Current practical database compression techniques stress speed over compression:
- Vectorwise is using Super-scalar RAM-CPU cache compression which includes a carefully implemented dictionary coder.
- C-store—and presumably Vertica—is using similar compression techniques as well as simple run-length encoding of projection indexes.
- Oracle is compressing its bitmaps using Byte-aligned bitmap compression—a variation on run-length encoding.
- Wu et al.’s Fastbit as well as my very own Lemur Bitmap Index C++ Library use less aggressive compression techniques, for faster results. In fact, one my recent empirical results is that on a two-CPU dualcore machine, using 64-bit words instead of 32-bit words in word-aligned compression—which nearly halves the compression—can make the processing faster.
- LucidDB similarly compresses its bitmap indexes with a simple variation on run-length encoding.
Given that we have more and more CPU cores—and generally more powerful CPUs—shouldn’t we compress the data more aggressively?
As the CPUs get more powerful, shouldn’t all database become I/O bound? That is, the main difficulty is to bring enough data into the CPUs?

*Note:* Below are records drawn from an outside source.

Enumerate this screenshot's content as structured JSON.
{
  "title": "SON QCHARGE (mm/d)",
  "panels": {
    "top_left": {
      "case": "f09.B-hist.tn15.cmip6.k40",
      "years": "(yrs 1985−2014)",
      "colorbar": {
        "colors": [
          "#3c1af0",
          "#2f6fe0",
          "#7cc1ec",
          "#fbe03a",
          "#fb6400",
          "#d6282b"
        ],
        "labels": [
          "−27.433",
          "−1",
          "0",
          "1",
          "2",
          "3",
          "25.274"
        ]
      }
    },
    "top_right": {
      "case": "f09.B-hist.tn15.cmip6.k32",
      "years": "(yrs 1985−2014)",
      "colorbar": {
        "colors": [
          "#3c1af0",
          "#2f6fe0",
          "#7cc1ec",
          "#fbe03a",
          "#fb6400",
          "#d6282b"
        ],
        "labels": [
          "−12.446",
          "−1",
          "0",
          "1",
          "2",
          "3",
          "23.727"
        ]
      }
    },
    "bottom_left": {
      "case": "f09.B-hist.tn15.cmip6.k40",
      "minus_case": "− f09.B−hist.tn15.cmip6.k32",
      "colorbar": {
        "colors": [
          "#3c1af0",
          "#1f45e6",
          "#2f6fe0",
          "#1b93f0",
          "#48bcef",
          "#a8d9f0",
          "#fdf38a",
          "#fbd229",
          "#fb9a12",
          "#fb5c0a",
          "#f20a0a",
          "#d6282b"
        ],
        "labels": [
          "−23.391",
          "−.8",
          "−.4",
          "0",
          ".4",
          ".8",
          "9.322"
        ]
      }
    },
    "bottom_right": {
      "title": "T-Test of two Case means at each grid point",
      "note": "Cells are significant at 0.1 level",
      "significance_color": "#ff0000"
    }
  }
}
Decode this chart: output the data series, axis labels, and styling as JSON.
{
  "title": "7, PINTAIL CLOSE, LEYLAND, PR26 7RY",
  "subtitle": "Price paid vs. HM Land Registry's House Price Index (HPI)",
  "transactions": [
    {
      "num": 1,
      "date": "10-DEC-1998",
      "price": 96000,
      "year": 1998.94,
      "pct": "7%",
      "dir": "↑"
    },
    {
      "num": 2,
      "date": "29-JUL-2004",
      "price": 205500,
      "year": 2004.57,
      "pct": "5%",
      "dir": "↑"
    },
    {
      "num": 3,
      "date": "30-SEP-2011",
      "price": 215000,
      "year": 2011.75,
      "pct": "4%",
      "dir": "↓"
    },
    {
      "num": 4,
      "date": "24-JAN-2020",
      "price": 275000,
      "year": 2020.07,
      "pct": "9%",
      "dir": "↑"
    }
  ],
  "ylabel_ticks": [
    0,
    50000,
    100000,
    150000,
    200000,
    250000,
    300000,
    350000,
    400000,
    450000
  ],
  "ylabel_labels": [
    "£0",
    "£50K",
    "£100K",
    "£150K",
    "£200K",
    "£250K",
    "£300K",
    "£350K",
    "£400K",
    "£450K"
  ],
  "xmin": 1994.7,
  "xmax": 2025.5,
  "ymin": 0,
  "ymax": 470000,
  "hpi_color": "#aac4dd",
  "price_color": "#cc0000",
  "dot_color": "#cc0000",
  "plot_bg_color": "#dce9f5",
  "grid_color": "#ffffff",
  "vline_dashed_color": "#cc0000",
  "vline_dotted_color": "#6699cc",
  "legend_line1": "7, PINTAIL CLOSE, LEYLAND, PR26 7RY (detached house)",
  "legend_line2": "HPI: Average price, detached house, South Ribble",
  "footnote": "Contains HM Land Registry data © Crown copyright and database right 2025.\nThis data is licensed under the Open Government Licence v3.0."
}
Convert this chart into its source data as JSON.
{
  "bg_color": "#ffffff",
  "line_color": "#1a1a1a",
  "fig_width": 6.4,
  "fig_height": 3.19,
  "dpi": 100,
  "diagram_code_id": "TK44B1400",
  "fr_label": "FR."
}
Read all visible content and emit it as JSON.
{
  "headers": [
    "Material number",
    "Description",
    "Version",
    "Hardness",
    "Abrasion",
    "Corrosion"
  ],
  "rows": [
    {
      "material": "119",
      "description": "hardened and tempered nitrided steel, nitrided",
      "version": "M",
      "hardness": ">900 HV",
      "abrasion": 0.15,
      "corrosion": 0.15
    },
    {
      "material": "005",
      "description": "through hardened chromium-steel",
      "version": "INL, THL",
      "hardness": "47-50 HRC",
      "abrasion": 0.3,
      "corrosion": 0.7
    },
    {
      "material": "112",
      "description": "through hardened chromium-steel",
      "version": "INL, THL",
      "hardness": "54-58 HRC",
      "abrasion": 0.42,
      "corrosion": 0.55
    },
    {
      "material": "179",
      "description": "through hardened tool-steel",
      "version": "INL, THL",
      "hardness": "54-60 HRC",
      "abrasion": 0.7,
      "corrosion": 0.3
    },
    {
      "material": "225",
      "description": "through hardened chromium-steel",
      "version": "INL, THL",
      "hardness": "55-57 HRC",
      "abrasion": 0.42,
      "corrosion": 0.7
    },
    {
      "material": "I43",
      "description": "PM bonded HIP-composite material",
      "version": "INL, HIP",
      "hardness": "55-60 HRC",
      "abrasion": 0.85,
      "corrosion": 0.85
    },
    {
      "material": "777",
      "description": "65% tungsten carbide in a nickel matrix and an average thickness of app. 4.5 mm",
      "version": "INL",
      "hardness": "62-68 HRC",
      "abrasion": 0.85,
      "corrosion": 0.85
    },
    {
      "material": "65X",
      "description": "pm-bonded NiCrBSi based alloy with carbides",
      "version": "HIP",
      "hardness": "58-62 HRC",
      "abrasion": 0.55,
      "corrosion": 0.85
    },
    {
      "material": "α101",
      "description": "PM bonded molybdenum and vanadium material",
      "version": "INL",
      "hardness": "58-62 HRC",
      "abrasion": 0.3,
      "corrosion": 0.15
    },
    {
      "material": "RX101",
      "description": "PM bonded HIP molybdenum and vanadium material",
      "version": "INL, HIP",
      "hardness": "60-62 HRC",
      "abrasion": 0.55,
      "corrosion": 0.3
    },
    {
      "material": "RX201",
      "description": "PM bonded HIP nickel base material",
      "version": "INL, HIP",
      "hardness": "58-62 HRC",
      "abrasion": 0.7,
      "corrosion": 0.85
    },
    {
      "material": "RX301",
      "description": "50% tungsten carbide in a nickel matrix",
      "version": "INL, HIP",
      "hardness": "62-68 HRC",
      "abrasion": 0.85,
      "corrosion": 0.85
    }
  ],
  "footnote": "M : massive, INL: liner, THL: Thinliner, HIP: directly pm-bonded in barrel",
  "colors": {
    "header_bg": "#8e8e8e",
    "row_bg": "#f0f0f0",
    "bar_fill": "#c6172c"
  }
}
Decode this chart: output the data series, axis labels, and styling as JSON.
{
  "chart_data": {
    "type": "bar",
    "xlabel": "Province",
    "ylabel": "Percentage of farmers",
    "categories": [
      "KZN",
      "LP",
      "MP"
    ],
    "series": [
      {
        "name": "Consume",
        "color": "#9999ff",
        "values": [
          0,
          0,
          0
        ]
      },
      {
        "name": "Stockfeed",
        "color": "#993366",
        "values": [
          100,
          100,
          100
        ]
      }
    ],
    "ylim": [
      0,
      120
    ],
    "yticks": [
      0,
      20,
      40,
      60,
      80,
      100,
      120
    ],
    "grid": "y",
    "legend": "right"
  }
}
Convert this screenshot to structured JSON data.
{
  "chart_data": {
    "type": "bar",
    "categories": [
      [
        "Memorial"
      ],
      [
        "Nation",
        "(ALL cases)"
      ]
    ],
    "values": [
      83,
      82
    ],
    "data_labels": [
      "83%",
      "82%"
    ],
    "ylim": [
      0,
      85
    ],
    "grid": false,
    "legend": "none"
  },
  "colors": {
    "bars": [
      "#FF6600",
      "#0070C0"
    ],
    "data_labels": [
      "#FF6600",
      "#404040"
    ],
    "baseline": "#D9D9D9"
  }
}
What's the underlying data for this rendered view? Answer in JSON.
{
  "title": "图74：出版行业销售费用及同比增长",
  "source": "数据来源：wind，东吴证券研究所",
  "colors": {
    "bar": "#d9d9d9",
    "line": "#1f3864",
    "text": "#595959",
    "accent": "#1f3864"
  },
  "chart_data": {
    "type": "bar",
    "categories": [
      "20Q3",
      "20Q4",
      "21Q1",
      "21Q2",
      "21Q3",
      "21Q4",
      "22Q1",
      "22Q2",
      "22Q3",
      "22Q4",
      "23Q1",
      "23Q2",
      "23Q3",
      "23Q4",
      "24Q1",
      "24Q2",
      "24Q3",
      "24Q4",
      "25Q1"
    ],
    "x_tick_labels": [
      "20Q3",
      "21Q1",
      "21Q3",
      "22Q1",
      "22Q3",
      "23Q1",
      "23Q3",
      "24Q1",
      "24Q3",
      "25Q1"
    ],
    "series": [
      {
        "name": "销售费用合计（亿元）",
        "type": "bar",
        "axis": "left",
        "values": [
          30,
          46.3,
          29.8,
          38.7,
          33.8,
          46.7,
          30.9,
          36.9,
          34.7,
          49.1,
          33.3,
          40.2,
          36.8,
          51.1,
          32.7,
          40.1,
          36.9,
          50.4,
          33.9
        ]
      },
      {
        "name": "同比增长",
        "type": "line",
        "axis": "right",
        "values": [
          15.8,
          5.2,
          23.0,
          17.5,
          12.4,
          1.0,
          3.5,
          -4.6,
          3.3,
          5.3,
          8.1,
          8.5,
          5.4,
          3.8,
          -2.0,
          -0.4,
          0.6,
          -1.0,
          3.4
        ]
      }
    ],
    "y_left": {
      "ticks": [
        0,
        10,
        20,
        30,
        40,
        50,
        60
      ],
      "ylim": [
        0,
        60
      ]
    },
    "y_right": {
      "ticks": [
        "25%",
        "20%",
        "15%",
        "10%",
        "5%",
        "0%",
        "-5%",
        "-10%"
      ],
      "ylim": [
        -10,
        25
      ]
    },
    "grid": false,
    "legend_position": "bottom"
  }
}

- As we have more CPU cores, we also have more bandwidth to bring data to the the cores. Otherwise, CPU cores would be constantly data-starved in most multimedia and business applications.
- Multicore CPUs are not the only game in town: RAM and storage have also been revolutionized. In 2009, it is not unpractical to run entirely database applications from RAM. After all, many business databases fit in 16 GB for RAM. And even when we do not have enough RAM, we have SSDs.
- Lightweight compression techniques often favor vectorization which is also getting more and more important and powerful.
Hence, for most database applications fast decompression remains preferable to aggressive compression.